Are you then also finding that you need to help companies do the data standardization that we talked about earlier? Or is that something that they're mostly using themselves?
That is an awesome question because I think it points to the fact that...everything points back to data quality. A lot of the heavy lifting in all of our projects tends to be around getting data resources into a position where they can be exploited and capitalized on. That requires getting the house in order and having good data foundations, including governance, understanding provenance, being able to understand stewardship, as well as thinking about the engineering piece, like model drift and what can happen when people start to act on the output of these models and then that output becomes part of the training data again -- the echo chamber effect. ... If you just throw LLMs at your data corpus without going through that exercise of understanding, you can have erroneous output.
And that way disaster lies?
It's not a killer for the scenario. And it's inevitable, in a way. I grew up on Microsoft Office, and I remember in the late '90s people saying, "No way should anyone ever create their own presentation, that will be terrible. You have to have the graphics department do it for you." And the same for Excel. "You shouldn't have the citizen, some corporate person, creating spreadsheets. That should really be on the people who are in accounting. They do that." We've democratized these scenarios. AI is another scenario that's being democratized.
What do you think is the next big AI milestone? There's a lot of talk about AGI [artificial general intelligence] right now. Is that something that you see bearing out in a landmark way in the next couple of months?
AGI is a broad term, but if you think about what's required in order to enable that, it's an unbounded data corpus. You don't have any limitations. [By comparison,] as a human, I can draw on my experience, my personal life, my professional life and all those things. But [an unbounded data corpus] is a core requirement for AGI. And the challenge with our data systems today is that we necessarily have to create hard barriers in terms of how and what data can be used in the context of those systems.

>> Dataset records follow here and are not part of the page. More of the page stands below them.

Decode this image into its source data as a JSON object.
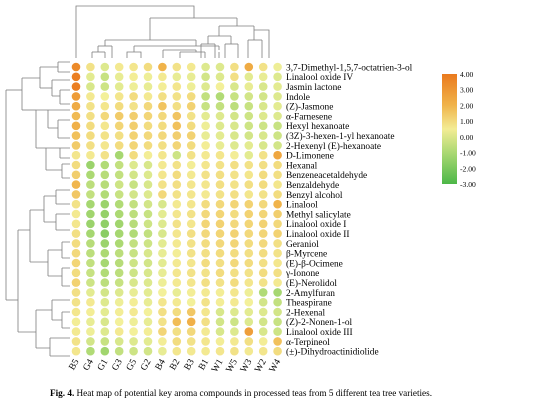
{
  "chart_data": {
    "type": "heatmap",
    "title": "",
    "columns": [
      "B5",
      "G4",
      "G1",
      "G3",
      "G5",
      "G2",
      "B4",
      "B2",
      "B3",
      "B1",
      "W1",
      "W5",
      "W3",
      "W2",
      "W4"
    ],
    "rows": [
      "3,7-Dimethyl-1,5,7-octatrien-3-ol",
      "Linalool oxide IV",
      "Jasmin lactone",
      "Indole",
      "(Z)-Jasmone",
      "α-Farnesene",
      "Hexyl hexanoate",
      "(3Z)-3-hexen-1-yl hexanoate",
      "2-Hexenyl (E)-hexanoate",
      "D-Limonene",
      "Hexanal",
      "Benzeneacetaldehyde",
      "Benzaldehyde",
      "Benzyl alcohol",
      "Linalool",
      "Methyl salicylate",
      "Linalool oxide I",
      "Linalool oxide II",
      "Geraniol",
      "β-Myrcene",
      "(E)-β-Ocimene",
      "γ-Ionone",
      "(E)-Nerolidol",
      "2-Amylfuran",
      "Theaspirane",
      "2-Hexenal",
      "(Z)-2-Nonen-1-ol",
      "Linalool oxide III",
      "α-Terpineol",
      "(±)-Dihydroactinidiolide"
    ],
    "values": [
      [
        3.4,
        0.4,
        -0.4,
        0.2,
        0.3,
        0.6,
        1.8,
        0.4,
        0.2,
        -0.4,
        -0.4,
        0.5,
        2.1,
        0.4,
        -0.1
      ],
      [
        3.8,
        -0.3,
        -0.8,
        -0.2,
        0.1,
        -0.1,
        0.2,
        -0.2,
        -0.2,
        -0.6,
        -0.4,
        0.5,
        -0.3,
        -0.2,
        -0.4
      ],
      [
        3.8,
        -0.5,
        -0.7,
        -0.3,
        -0.1,
        -0.2,
        0.1,
        0.3,
        -0.1,
        -0.4,
        0.0,
        -0.5,
        -0.2,
        -0.5,
        -0.3
      ],
      [
        2.7,
        0.2,
        0.0,
        0.3,
        0.6,
        0.2,
        0.5,
        0.4,
        0.6,
        -0.9,
        -1.2,
        -0.8,
        -0.6,
        -0.6,
        -0.4
      ],
      [
        2.1,
        0.4,
        0.3,
        0.6,
        0.4,
        0.7,
        1.3,
        0.5,
        0.9,
        -0.8,
        -0.9,
        -1.0,
        -0.8,
        -0.5,
        -0.3
      ],
      [
        1.6,
        0.5,
        0.7,
        1.1,
        1.0,
        0.8,
        0.7,
        1.3,
        0.4,
        -0.3,
        -0.4,
        -0.6,
        -0.7,
        -0.4,
        -0.4
      ],
      [
        1.9,
        0.6,
        0.3,
        0.8,
        1.0,
        0.6,
        0.6,
        1.4,
        0.6,
        -0.1,
        -0.4,
        -0.5,
        -0.7,
        -0.7,
        -0.8
      ],
      [
        1.4,
        0.6,
        0.4,
        0.5,
        0.9,
        0.7,
        0.7,
        1.0,
        0.9,
        -0.2,
        -0.3,
        -0.5,
        -0.6,
        -0.5,
        -0.7
      ],
      [
        1.1,
        0.5,
        0.3,
        0.6,
        0.8,
        0.6,
        0.5,
        0.8,
        0.6,
        0.1,
        -0.2,
        -0.4,
        -0.3,
        -0.5,
        -0.6
      ],
      [
        0.3,
        0.2,
        0.4,
        -1.4,
        0.6,
        0.1,
        0.3,
        -0.7,
        0.4,
        0.2,
        0.3,
        0.1,
        -0.3,
        0.4,
        2.3
      ],
      [
        0.6,
        -1.6,
        -1.2,
        -0.9,
        -0.4,
        -0.5,
        0.2,
        0.4,
        0.1,
        0.3,
        0.4,
        0.5,
        0.4,
        0.5,
        0.6
      ],
      [
        1.0,
        -1.3,
        -1.1,
        -0.9,
        -0.6,
        -0.4,
        0.3,
        0.6,
        0.2,
        0.4,
        0.5,
        0.4,
        0.3,
        0.6,
        0.5
      ],
      [
        1.7,
        -1.0,
        -1.1,
        -0.7,
        -0.8,
        -0.5,
        0.4,
        0.5,
        0.3,
        0.3,
        0.5,
        0.4,
        0.5,
        0.6,
        0.3
      ],
      [
        1.2,
        -0.9,
        -1.2,
        -0.8,
        -0.6,
        -0.4,
        0.7,
        0.4,
        0.3,
        0.2,
        0.4,
        0.5,
        0.3,
        0.4,
        0.6
      ],
      [
        0.4,
        -1.4,
        -1.6,
        -1.2,
        -0.9,
        -0.6,
        -0.5,
        0.2,
        0.3,
        0.6,
        0.7,
        0.8,
        0.9,
        0.7,
        1.8
      ],
      [
        0.2,
        -1.5,
        -1.7,
        -1.3,
        -1.0,
        -0.8,
        -0.3,
        0.3,
        0.4,
        0.7,
        0.8,
        0.6,
        0.9,
        0.8,
        1.0
      ],
      [
        0.3,
        -1.6,
        -1.8,
        -1.5,
        -1.1,
        -0.7,
        -0.4,
        0.4,
        0.3,
        0.8,
        0.9,
        0.7,
        0.8,
        0.9,
        0.7
      ],
      [
        0.5,
        -1.4,
        -1.9,
        -1.4,
        -1.2,
        -0.9,
        -0.5,
        0.3,
        0.5,
        0.7,
        0.8,
        0.9,
        0.7,
        0.8,
        0.9
      ],
      [
        0.6,
        -1.1,
        -1.6,
        -1.3,
        -0.9,
        -0.7,
        -0.3,
        0.2,
        0.4,
        0.6,
        0.7,
        0.8,
        0.6,
        0.7,
        0.5
      ],
      [
        0.7,
        -1.0,
        -1.3,
        -1.0,
        -0.8,
        -0.5,
        -0.2,
        0.1,
        0.4,
        0.5,
        0.6,
        0.6,
        0.5,
        0.6,
        0.4
      ],
      [
        0.8,
        -0.9,
        -1.4,
        -1.1,
        -0.7,
        -0.6,
        -0.3,
        0.2,
        0.3,
        0.6,
        0.5,
        0.7,
        0.6,
        0.5,
        0.3
      ],
      [
        0.6,
        -0.8,
        -1.2,
        -1.0,
        -0.7,
        -0.5,
        -0.2,
        0.3,
        0.4,
        0.4,
        0.6,
        0.5,
        0.4,
        0.6,
        0.5
      ],
      [
        0.9,
        -0.7,
        -1.0,
        -0.8,
        -0.5,
        -0.4,
        -0.1,
        0.2,
        0.3,
        0.5,
        0.4,
        0.6,
        0.3,
        0.4,
        0.2
      ],
      [
        0.5,
        -0.3,
        -0.6,
        -0.4,
        -0.2,
        -0.3,
        0.0,
        -0.2,
        0.1,
        0.2,
        0.1,
        0.3,
        -0.1,
        -1.2,
        -1.4
      ],
      [
        0.4,
        0.2,
        -0.4,
        -0.1,
        0.1,
        -0.2,
        0.3,
        0.2,
        0.0,
        0.4,
        0.1,
        0.2,
        0.0,
        -0.6,
        -0.9
      ],
      [
        0.3,
        0.1,
        -0.3,
        0.1,
        0.2,
        0.0,
        0.5,
        0.6,
        1.2,
        0.3,
        -0.5,
        -0.4,
        -0.3,
        -0.4,
        -0.6
      ],
      [
        0.1,
        -0.2,
        -0.5,
        0.0,
        -0.1,
        -0.2,
        0.4,
        1.5,
        1.9,
        0.5,
        -0.6,
        -0.7,
        -0.4,
        -0.6,
        -0.8
      ],
      [
        0.2,
        -0.1,
        -0.4,
        0.2,
        0.0,
        0.1,
        0.8,
        0.5,
        0.7,
        0.2,
        -0.5,
        -0.4,
        2.6,
        -0.5,
        -0.7
      ],
      [
        0.4,
        -0.6,
        -0.8,
        -0.5,
        -0.4,
        -0.3,
        0.1,
        0.6,
        0.4,
        0.3,
        0.1,
        0.2,
        0.5,
        0.1,
        1.4
      ],
      [
        0.3,
        -1.2,
        -1.5,
        -0.9,
        -0.7,
        -0.6,
        -0.2,
        0.3,
        0.2,
        0.2,
        0.3,
        0.4,
        0.2,
        0.3,
        0.6
      ]
    ],
    "colorbar": {
      "ticks": [
        "4.00",
        "3.00",
        "2.00",
        "1.00",
        "0.00",
        "-1.00",
        "-2.00",
        "-3.00"
      ],
      "range": [
        -3,
        4
      ],
      "colors": {
        "high": "#ea7a1e",
        "mid": "#f3f09a",
        "low": "#4cb748"
      }
    }
  },
  "caption": {
    "label": "Fig. 4.",
    "text": "Heat map of potential key aroma compounds in processed teas from 5 different tea tree varieties."
  }
}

In terms of the next big thing, something that I'm really passionate about is what we could potentially do with data synthesis with ethical AI in order to correctly balance the signal that goes into these systems, and also do a good job of anonymization. So we can take out PII [personally identifiable information] and PHI [personal health information]. We can develop systems that are fully compliant to GDPR, CCPA and other [data privacy] standards out there. All of those are really blunt tools that just cut out the availability of data for use in AI. If we can solve for that and create a dataset that has all the signals of the original data but none of the scary stuff -- like PII or bias, which has historically existed in the data -- then we have an opportunity to really expand the canvas of the data that's used in order to train AI. That's where I think we get to some really interesting new use cases.